Seven Forks and Five Long-term Goals
Strawmap outlines roughly 7 hard forks on a 6-month cadence, starting with Glamsterdam and Hegotá in 2026 and ending around 2029. Each fork group changes across the consensus, data, and execution layers, so upgrades move the entire protocol forward together rather than in isolation.
The roadmap anchors around five “north star” goals for Ethereum’s base layer. These targets include fast Layer‑1 finality in seconds, a “gigagas” L1 that can process about 10,000 transactions per second, “teragas” L2 scaling via high data availability, post‑quantum cryptography, and native privacy for shielded ETH transfers on mainnet.
Drake says the plan grew out of an internal Ethereum Foundation workshop in January 2026 and aims to give researchers and client teams a shared mental model of how today’s ideas might fit together over several years. Vitalik Buterin has since commented publicly on the roadmap, focusing on faster slots, incremental block‑time cuts, and the path to quantum‑resistant signatures.
What Strawmap Could Mean for Ethereum Users and Builders
For developers, strawmap is the most detailed Layer‑1 roadmap since the Merge, consolidating separate upgrade threads into a single picture that stretches to 2029. Client teams can use it to plan work on features such as danksharding‑style data sampling, zk‑verified execution, and post‑quantum schemes across multiple forks, rather than one‑off releases.

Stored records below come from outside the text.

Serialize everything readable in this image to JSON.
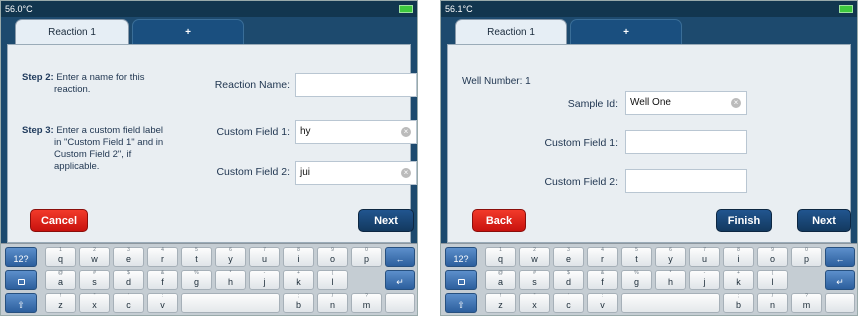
{
  "left": {
    "temperature": "56.0°C",
    "tabs": {
      "active": "Reaction 1",
      "add": "+"
    },
    "step2": {
      "label": "Step 2:",
      "text1": "Enter a name for this",
      "text2": "reaction."
    },
    "step3": {
      "label": "Step 3:",
      "text1": "Enter a custom field label",
      "text2": "in \"Custom Field 1\" and in",
      "text3": "Custom Field 2\", if",
      "text4": "applicable."
    },
    "reaction_name": {
      "label": "Reaction Name:",
      "value": ""
    },
    "custom1": {
      "label": "Custom Field 1:",
      "value": "hy"
    },
    "custom2": {
      "label": "Custom Field 2:",
      "value": "jui"
    },
    "cancel": "Cancel",
    "next": "Next"
  },
  "right": {
    "temperature": "56.1°C",
    "tabs": {
      "active": "Reaction 1",
      "add": "+"
    },
    "well_label": "Well Number:",
    "well_value": "1",
    "sample": {
      "label": "Sample Id:",
      "value": "Well One"
    },
    "custom1": {
      "label": "Custom Field 1:",
      "value": ""
    },
    "custom2": {
      "label": "Custom Field 2:",
      "value": ""
    },
    "back": "Back",
    "finish": "Finish",
    "next": "Next"
  },
  "keyboard": {
    "mode_key": "12?",
    "row1": [
      "q",
      "w",
      "e",
      "r",
      "t",
      "y",
      "u",
      "i",
      "o",
      "p"
    ],
    "row1_hints": [
      "1",
      "2",
      "3",
      "4",
      "5",
      "6",
      "7",
      "8",
      "9",
      "0"
    ],
    "row2": [
      "a",
      "s",
      "d",
      "f",
      "g",
      "h",
      "j",
      "k",
      "l"
    ],
    "row2_hints": [
      "@",
      "#",
      "$",
      "&",
      "%",
      "*",
      "-",
      "+",
      "("
    ],
    "row3": [
      "z",
      "x",
      "c",
      "v",
      "b",
      "n",
      "m"
    ],
    "row3_hints": [
      "!",
      "\"",
      "'",
      ":",
      ";",
      "/",
      "?"
    ]
  },
  "colors": {
    "accent": "#1d4a6e",
    "cancel": "#e0241b",
    "next": "#173f6a",
    "battery": "#3ec93e"
  }
}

Ethereum aims to appear faster and more private for users and app developers, but it still relies on rollups for most of its execution scalability, according to the plan. As shown by targets such as 10,000 L1 TPS and massive L2 capacity, DeFi, gaming, and real-world asset initiatives can anticipate significantly higher throughput later this decade.
The document repeatedly warns that timelines are tentative and depend on research results, testing, and coordination across many client teams. Still, analysts say strawmap sends a clear message: Ethereum’s core researchers are willing to attempt more protocol upgrades between now and 2029 than in the network’s first ten years combined, in order to reach high throughput, quantum safety, and built‑in privacy.